Bleeding from the kidneys can cause blood to be present in urine and a person presenting with such a sign should present to an emergency room or their primary care doctor in order to be examined and investigated further.

The presence of blood in the urine could be as a result of any issues affecting the urinary system, from the bladder to the ureters, the prostate, bladder, and the urethra. Therefore, it is very important to rule out problems which may affect any of these parts of the urinary system. 

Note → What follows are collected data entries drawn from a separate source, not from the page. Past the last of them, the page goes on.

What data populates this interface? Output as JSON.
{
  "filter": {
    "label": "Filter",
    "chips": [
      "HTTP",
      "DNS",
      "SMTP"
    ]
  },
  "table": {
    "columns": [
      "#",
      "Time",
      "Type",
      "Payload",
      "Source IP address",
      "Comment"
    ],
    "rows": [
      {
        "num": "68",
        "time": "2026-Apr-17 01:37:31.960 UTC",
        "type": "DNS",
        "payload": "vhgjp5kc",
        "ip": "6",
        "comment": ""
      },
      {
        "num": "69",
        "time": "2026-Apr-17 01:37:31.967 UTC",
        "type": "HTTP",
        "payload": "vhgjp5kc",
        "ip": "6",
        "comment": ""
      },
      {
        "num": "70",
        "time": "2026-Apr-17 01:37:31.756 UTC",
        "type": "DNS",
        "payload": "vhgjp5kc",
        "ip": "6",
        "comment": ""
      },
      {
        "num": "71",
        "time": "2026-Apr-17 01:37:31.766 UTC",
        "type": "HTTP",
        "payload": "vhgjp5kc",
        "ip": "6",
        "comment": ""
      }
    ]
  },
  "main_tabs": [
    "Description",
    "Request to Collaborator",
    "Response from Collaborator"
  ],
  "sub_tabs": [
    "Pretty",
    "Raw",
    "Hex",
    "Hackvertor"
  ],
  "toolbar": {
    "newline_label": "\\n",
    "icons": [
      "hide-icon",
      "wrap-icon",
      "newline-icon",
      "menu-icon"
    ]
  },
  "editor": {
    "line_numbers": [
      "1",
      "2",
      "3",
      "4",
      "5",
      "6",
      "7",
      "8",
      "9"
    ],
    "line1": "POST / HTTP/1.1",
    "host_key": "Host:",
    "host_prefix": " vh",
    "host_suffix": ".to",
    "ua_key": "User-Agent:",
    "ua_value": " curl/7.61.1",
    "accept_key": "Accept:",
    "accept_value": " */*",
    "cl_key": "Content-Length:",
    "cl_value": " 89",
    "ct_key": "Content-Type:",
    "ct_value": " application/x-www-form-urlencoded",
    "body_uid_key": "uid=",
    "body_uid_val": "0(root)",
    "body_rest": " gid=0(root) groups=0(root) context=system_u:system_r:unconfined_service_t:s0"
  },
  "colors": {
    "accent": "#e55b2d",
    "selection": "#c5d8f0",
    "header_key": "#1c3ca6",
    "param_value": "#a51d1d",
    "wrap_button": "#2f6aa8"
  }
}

Causes of Blood in the Urine

Blood in the urine (haematuria) can be caused by the following conditions: 

  • Pyelonephritis - this is the medical term for a bacterial infection involving the kidney(s) and this can occur as a result of bacteria entering the organ(s) from either the bloodstream or from the ureter connecting the kidneys to the bladder. The damage caused by the infection to the tissue of the kidney(s) can result in bleeding in the organ(s).
  • Injury to the kidney - trauma to the kidneys can result in a bruise or tear in the tissue and this can cause severe bleeding around the organs which may also present as frank blood in the urine. 

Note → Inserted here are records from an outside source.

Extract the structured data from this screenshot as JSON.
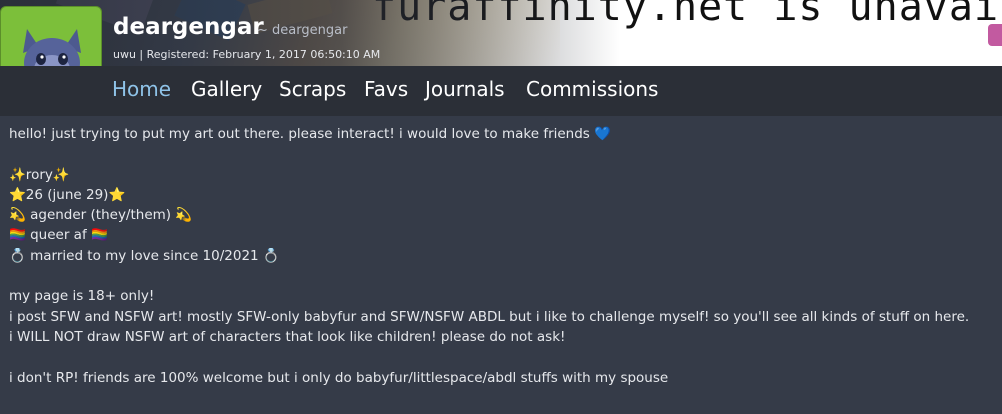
{
  "banner": {
    "text": "furaffinity.net is unavailable"
  },
  "profile": {
    "username": "deargengar",
    "handle": "~ deargengar",
    "title_line": "uwu | Registered: February 1, 2017 06:50:10 AM"
  },
  "nav": {
    "items": [
      "Home",
      "Gallery",
      "Scraps",
      "Favs",
      "Journals",
      "Commissions"
    ],
    "active": "Home"
  },
  "bio": {
    "line1": "hello! just trying to put my art out there. please interact! i would love to make friends 💙",
    "line2": "✨rory✨",
    "line3": "⭐26 (june 29)⭐",
    "line4": "💫 agender (they/them) 💫",
    "line5": "🏳️‍🌈 queer af 🏳️‍🌈",
    "line6": "💍 married to my love since 10/2021 💍",
    "line7": "my page is 18+ only!",
    "line8": "i post SFW and NSFW art! mostly SFW-only babyfur and SFW/NSFW ABDL but i like to challenge myself! so you'll see all kinds of stuff on here.",
    "line9": "i WILL NOT draw NSFW art of characters that look like children! please do not ask!",
    "line10": "i don't RP! friends are 100% welcome but i only do babyfur/littlespace/abdl stuffs with my spouse"
  },
  "colors": {
    "accent_nav_active": "#8fc3e8",
    "avatar_bg": "#7cbf3a",
    "page_bg": "#353b48"
  }
}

  • Urinary tract infection - these infections occur when pathological bacteria enter the bladder from the urethra. Symptoms may include burning and pain during urination, an increased urge to urinate, and possibly blood being present in the urine. This condition tends to occur more in women due to the shorter distance the bacteria need to travel up the urethra to get to the bladder.

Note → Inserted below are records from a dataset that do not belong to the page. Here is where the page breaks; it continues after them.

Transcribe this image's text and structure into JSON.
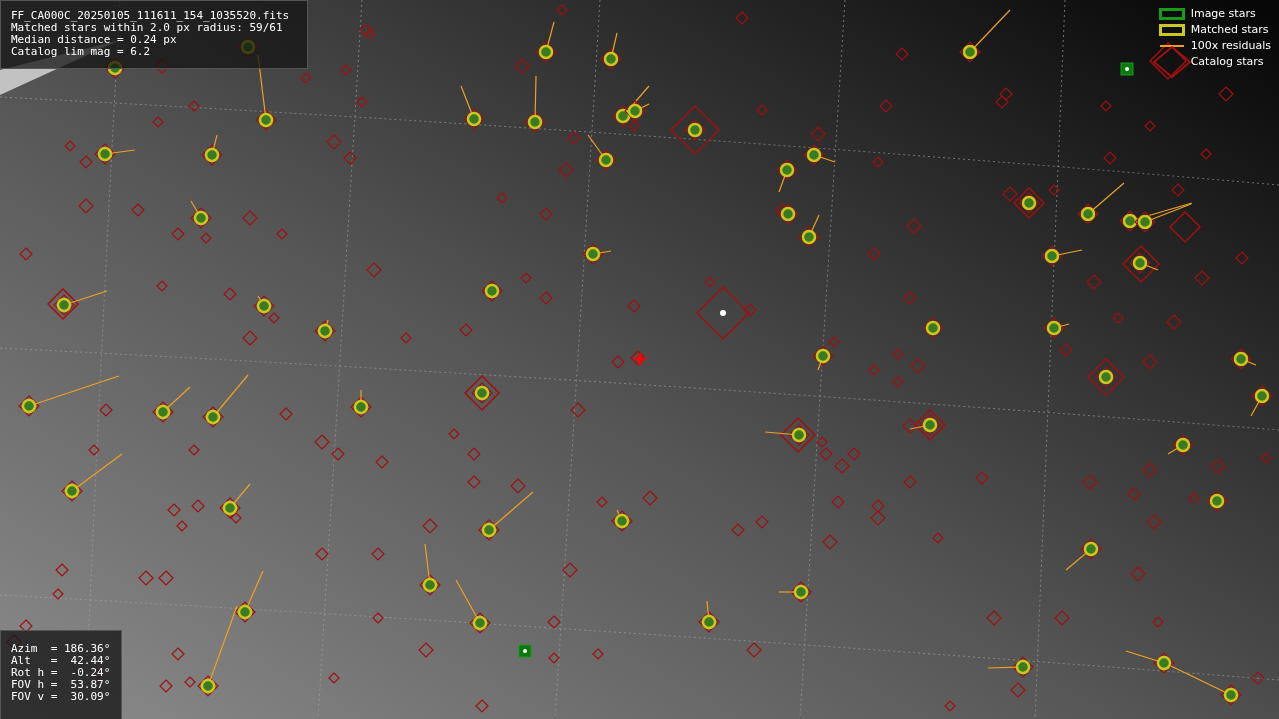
{
  "info_lines": [
    "FF_CA000C_20250105_111611_154_1035520.fits",
    "Matched stars within 2.0 px radius: 59/61",
    "Median distance = 0.24 px",
    "Catalog lim mag = 6.2"
  ],
  "legend": [
    {
      "kind": "box",
      "label": "Image stars",
      "color": "#1a9a1a"
    },
    {
      "kind": "box",
      "label": "Matched stars",
      "color": "#c8c81e"
    },
    {
      "kind": "line",
      "label": "100x residuals",
      "color": "#f0a020"
    },
    {
      "kind": "diamond",
      "label": "Catalog stars",
      "color": "#a01010"
    }
  ],
  "pointing_lines": [
    "Azim  = 186.36°",
    "Alt   =  42.44°",
    "Rot h =  -0.24°",
    "FOV h =  53.87°",
    "FOV v =  30.09°"
  ]
}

  • Kidney or bladder stones - these stones occur when minerals in concentrated urine form crystals in the kidneys or the ureters. The stones being present don't cause any issues unless they cause an obstruction or are passed through the urinary tract. When the latter occurs, the sharp edges of the stones can hurt the tissue resulting in bleeding.
  • An enlarged prostate - men have the prostate gland which is situated just under the bladder and the function of the organ is to produce semen to carry sperm for purposes of fertilization of an egg for conception. Often, from middle age onward, the prostate starts to enlarge and this can compress the urethra that it surrounds. One of the signs that can occur with prostate enlargement includes the presence of microscopic blood in the urine. An infection of the prostate, called prostatitis, can also cause this problem.
  • Inherited conditions - sickle cell anaemia is a condition associated with a hereditary defect of hemoglobin, the protein that carries oxygen in the bloodstream. This results in the release of the protein from the red blood cell which ends up in the urine.
  • Increased physical exertion - it is rare for strenuous exercise to result in blood in the urine but increased physical exertion may lead to issues such as trauma to organs of the urinary tract, dehydration, or breakdown of red blood cells due to sustained aerobic exercise.
  • Medications - drugs such as penicillin and cyclophosphamide can result in blood in the urine. Anticoagulants and anti-inflammatories can make the user bleed easily and this can also result in an increased risk of blood being present in the urine.